How a Community Pays Off… So You Can Buy a Robot

Building an online community can be incredibly frustrating. Getting people on board with your community is a difficult task, especially when there are no other members. However tedious the process of acquiring members may be, it is well worth it in the end. As Dino Dogan points out in his article, “How To Build a Community of Fanatics,” community members will actually start doing your job for you… for free!

 

You’re Not a Robot

One huge thing to remember when dealing with the online world: you’re not a robot, and neither are the other members.

“No one wants to interact with a brand, a logo, a picture of your dog, a cartoon, or worse,” Dogan said.

People are starting to talk behind your back, saying that they think you're a robot... Show your face. Use your name. It makes a difference.

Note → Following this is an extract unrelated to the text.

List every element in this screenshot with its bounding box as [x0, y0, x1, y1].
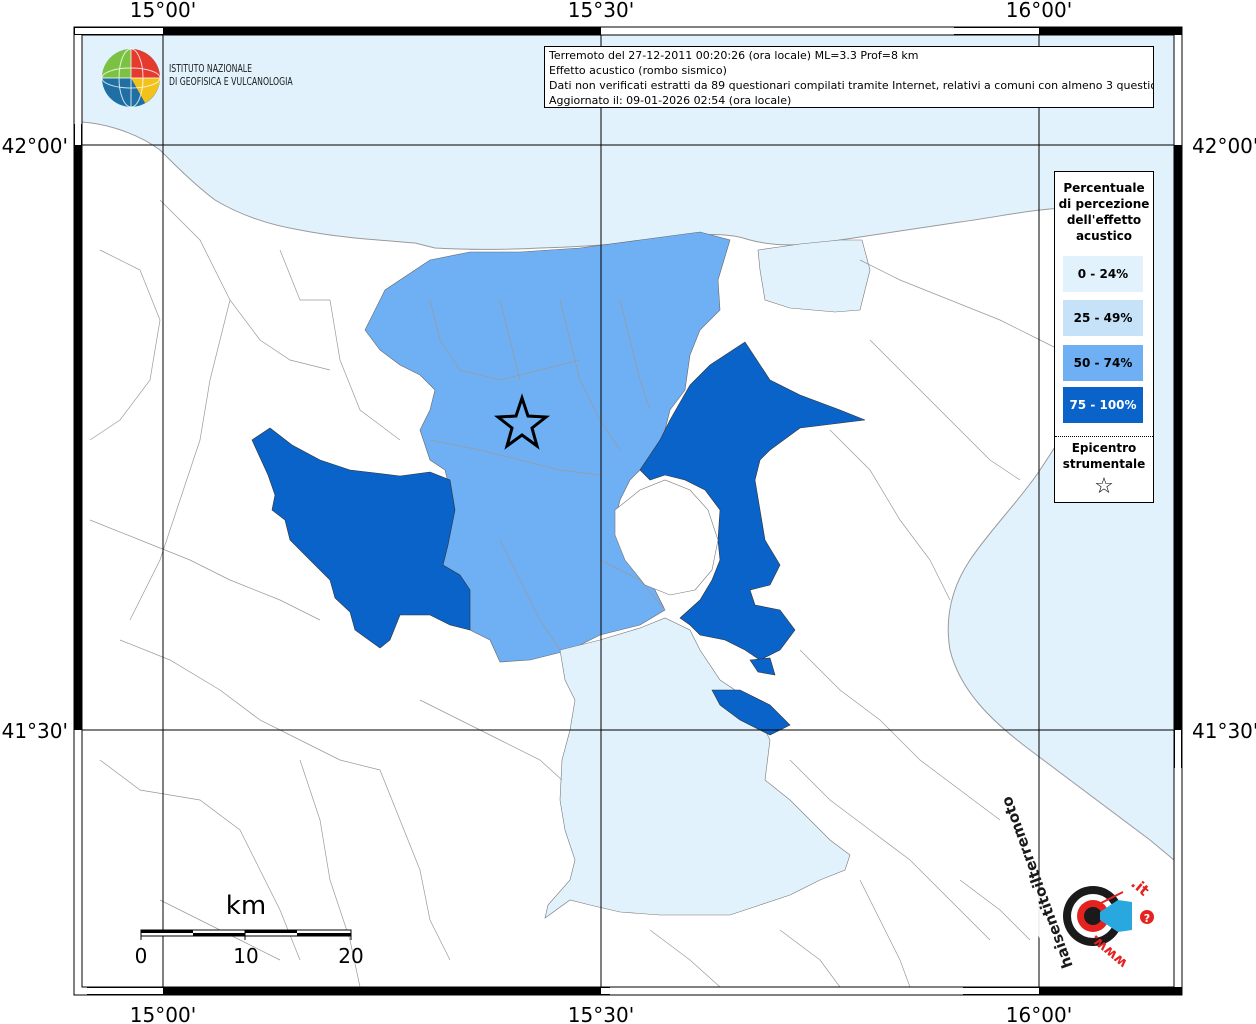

Photo uploaded by Dan Coulter. All rights reserved.

People are starting to talk behind your back, saying that they think you’re a robot… Show your face. Use your name. It makes a difference.
Photo uploaded by Dan Coulter. All rights reserved.

People want to interact with other people. By doing two basic things, you can convince that you do not have robotic arms:

  1. Use a picture of yourself (a close-up of your face)
  2. Use your real name.

By adhering to these two simple rules, it will have a subconscious effect on others. It shows that you stand behind your words and actions; you’re not hiding behind a screen name and a puppy dog. You’re Zachary Prutzman, and you have something to say.

 

… Seriously, Though. You’re Not a Robot.

I don’t think I’ve stressed the whole not-a-robot thing enough. So I’m going to talk about it some more.

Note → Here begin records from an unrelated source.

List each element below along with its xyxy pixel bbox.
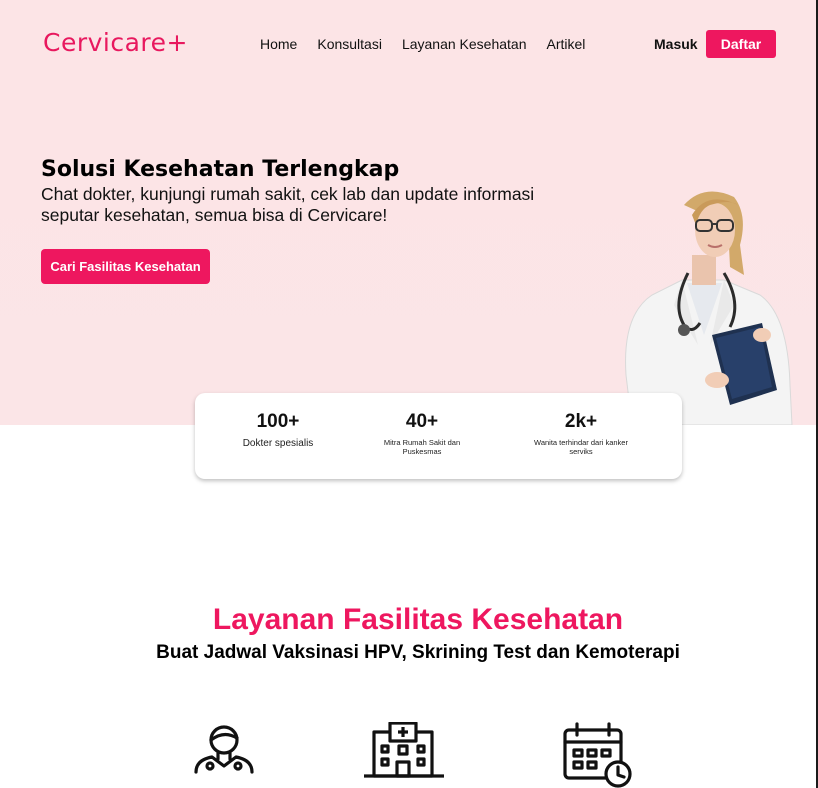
services-title: Layanan Fasilitas Kesehatan <box>212 603 624 636</box>
nav-konsultasi[interactable]: Konsultasi <box>317 36 382 52</box>
stat-label: Wanita terhindar dari kanker serviks <box>534 438 628 456</box>
stats-card: 100+ Dokter spesialis 40+ Mitra Rumah Sa… <box>195 393 682 479</box>
register-button[interactable]: Daftar <box>706 30 776 58</box>
services-subtitle: Buat Jadwal Vaksinasi HPV, Skrining Test… <box>156 642 680 663</box>
stat-women: 2k+ Wanita terhindar dari kanker serviks <box>511 411 651 456</box>
main-nav: Home Konsultasi Layanan Kesehatan Artike… <box>260 36 605 52</box>
stat-label: Dokter spesialis <box>242 438 314 449</box>
stat-doctors: 100+ Dokter spesialis <box>208 411 348 449</box>
nav-layanan-kesehatan[interactable]: Layanan Kesehatan <box>402 36 527 52</box>
find-facility-button[interactable]: Cari Fasilitas Kesehatan <box>41 249 210 284</box>
doctor-icon[interactable] <box>192 722 256 774</box>
nav-home[interactable]: Home <box>260 36 297 52</box>
stat-label: Mitra Rumah Sakit dan Puskesmas <box>383 438 461 456</box>
doctor-illustration <box>625 191 793 425</box>
stat-value: 100+ <box>256 411 300 432</box>
stat-hospitals: 40+ Mitra Rumah Sakit dan Puskesmas <box>352 411 492 456</box>
hero-title: Solusi Kesehatan Terlengkap <box>41 157 400 182</box>
logo[interactable]: Cervicare+ <box>43 28 188 57</box>
hero-subtitle: Chat dokter, kunjungi rumah sakit, cek l… <box>41 184 535 225</box>
stat-value: 40+ <box>405 411 439 432</box>
calendar-clock-icon[interactable] <box>562 722 636 788</box>
login-link[interactable]: Masuk <box>654 36 698 52</box>
hospital-icon[interactable] <box>362 722 446 778</box>
nav-artikel[interactable]: Artikel <box>547 36 586 52</box>
stat-value: 2k+ <box>564 411 598 432</box>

When starting a community, you need to reach members on a personal level.

David Spinks proposes a fool-proof community building strategy in his blog post, titled “How to Build a Community From Scratch.”

Step 1: Pick up the phone and call a community member. Ask them about themselves and their experience with the company.

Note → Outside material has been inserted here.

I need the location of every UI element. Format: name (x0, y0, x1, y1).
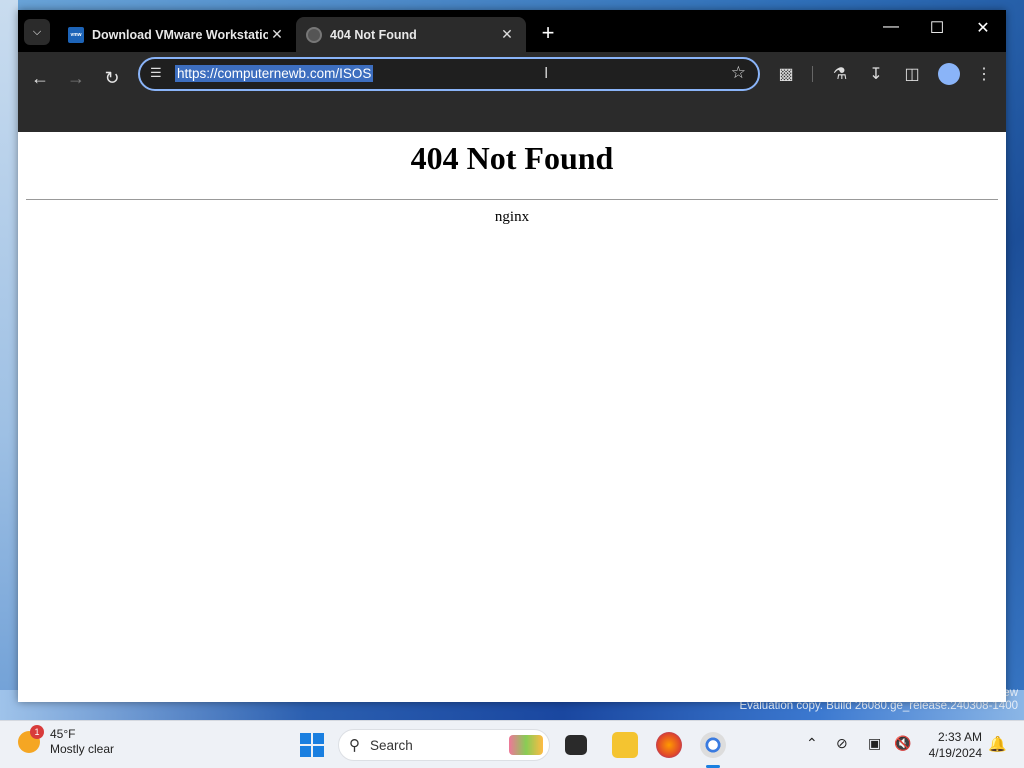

Step 2: Invite them to a private Facebook group for your customers.

Step 3: Introduce them to the group and help them get involved in the discussion.

This sounds difficult, I know. But building a community will pay off in the future (keep reading – you’ll understand soon enough). You don’t have to call all your community’s members. Start with one, then the next, then the next. Making a personal connection shows that you value their opinions.

 

It’s Pay Day 

Finally, you’ve escaped the talk of robotics. It’s a relief. But not nearly as big a relief as building a successful community… cause now you can sit back and relax. Have a beer (I recommend having multiple beers, but to each his own).

***Quick side note: The rest of this article is only true if you have built a community of “fanatics.” Members must be active and willing to participate. If you have not reached this point, you need to read some more things on “How to Not Be a Robot.” Sorry.***

So, how will these “fanatics” make your job easier? Well, Dogan points out a variety of reasons:

  • Engaged members are the ones that will market for you while you sleep (… robots don’t need sleep. Maybe I should be a robot.).
  • They will field technical questions from other members.
  • They will fulfill your help-desk tickets.
  • They will recruit others to do the same.
  • They will do it all for free!

One thing that Dogan stresses is that members must be enthusiastic about your community… and this enthusiasm cannot be bought with money.

… but you could buy a robot. Just saying.